A light she could only have described as visionary appeared in his eyes, shining through all the pain and the guilt. "This is where I belong," he said quietly. "I never really felt as if I belonged in England. Maybe it was because I wasn't born there, because when my parents sent me away to school there, I didn't want to go. I grew up dreaming about the day I'd leave it again. At first I thought I'd go back to the West Indies, or maybe Canada, but the more I learned about New South Wales..."

He ran his hands up and down her back. "There's something exciting, something wonderful being built here, Bryony, even if the colony hasn't gotten off to the best of starts. I want to be a part of it. I wanted to be here to help make it as good as it can be." The light in his eyes dimmed suddenly. "But not at the cost of Laura's life."

She laid the palms of her hands against his cheeks. "What do you think? That because you were able to stay here when Laura died, that her death was somehow your fault?" His fist tightened in her hair so hard it almost hurt, but she went on. "She must have wanted children, too, Hayden. She must have wanted Simon, even if she was afraid of what she had to go through to have him. I wanted Philip, but I was so terribly afraid of having him.

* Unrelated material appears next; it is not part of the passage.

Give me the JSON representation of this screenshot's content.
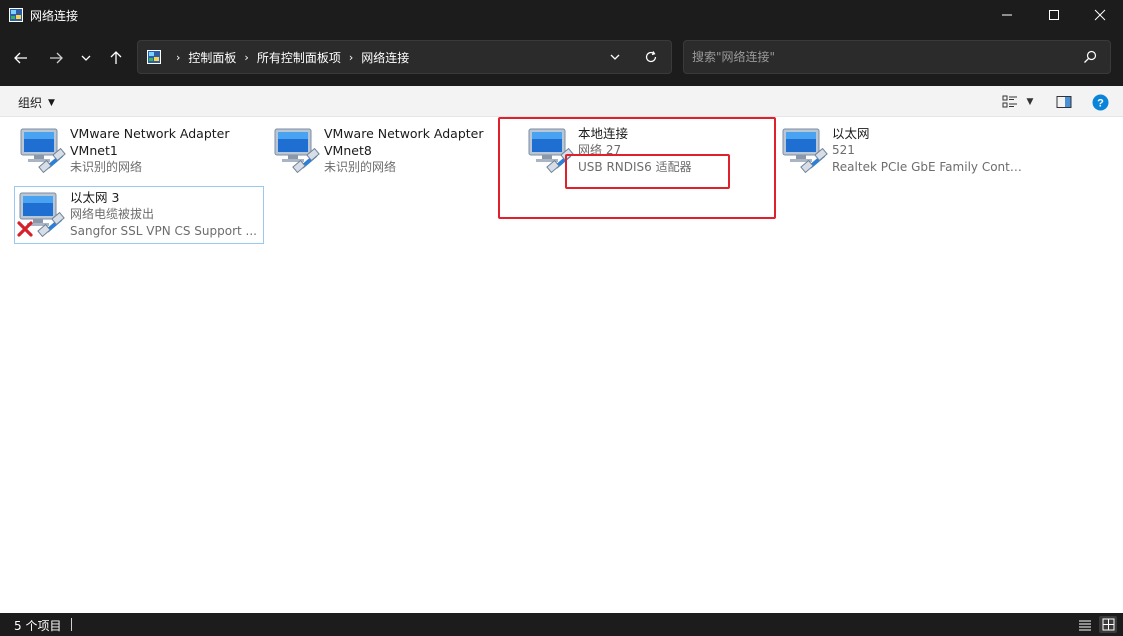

"A week before I was brought to bed with him, another woman on the ship had a child, only she didn't make it." Bryony stopped. She would never forget the deep and hollow plunge of that woman's dead body hitting the water. "I was so afraid. And I felt so terribly alone."

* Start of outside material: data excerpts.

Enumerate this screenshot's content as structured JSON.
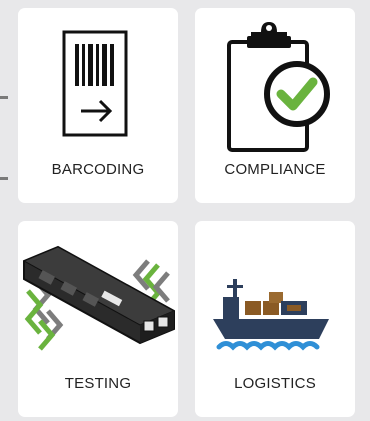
{
  "tiles": [
    {
      "id": "barcoding",
      "label": "BARCODING",
      "icon": "barcode-document-icon"
    },
    {
      "id": "compliance",
      "label": "COMPLIANCE",
      "icon": "clipboard-checkmark-icon"
    },
    {
      "id": "testing",
      "label": "TESTING",
      "icon": "test-device-icon"
    },
    {
      "id": "logistics",
      "label": "LOGISTICS",
      "icon": "cargo-ship-icon"
    }
  ],
  "colors": {
    "background": "#e8e8ea",
    "tile": "#ffffff",
    "check_green": "#6ab33e",
    "ship_navy": "#2d3f5c",
    "water_blue": "#2f8fd6",
    "cargo_brown": "#8a5a24"
  }
}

He drew her head against his chest, and the movement of his fingers in her hair became gentler, more of a caress. "Sometimes I think we men are such a selfish, uncaring lot, I wonder why you women put up with us." His hands trailed slowly down her neck. "We take our pleasures of your bodies, and we take joy and pride in the children you present us with, yet how little thought most of us give to the pain and danger you must suffer for it all."

His hand slid down between her breasts to rest on her stomach. "I could have planted my child in your belly already," he said, his breath soft and warm against her ear. "Does that thought frighten you?"

Bryony laid her hand over his, pressing it to her. "No." And it was only partially a lie. To have another child, Hayden's child... Just the thought of it was enough to send a ripple of desire through her body.

She was fairly certain his child was there already. She thought that maybe now was the time to tell him. But his lips were warm against her neck, his hands soft and moving exquisitely, expertly to arouse her body. "God, Bryony..." he said, his voice hoarse. "I can't seem to get enough of you."

She pressed herself against the hardness of his dark, strong body. "Don't," she said, with more desperation than she'd intended as she reached up to drag his mouth down to hers. "Don't ever get enough of me."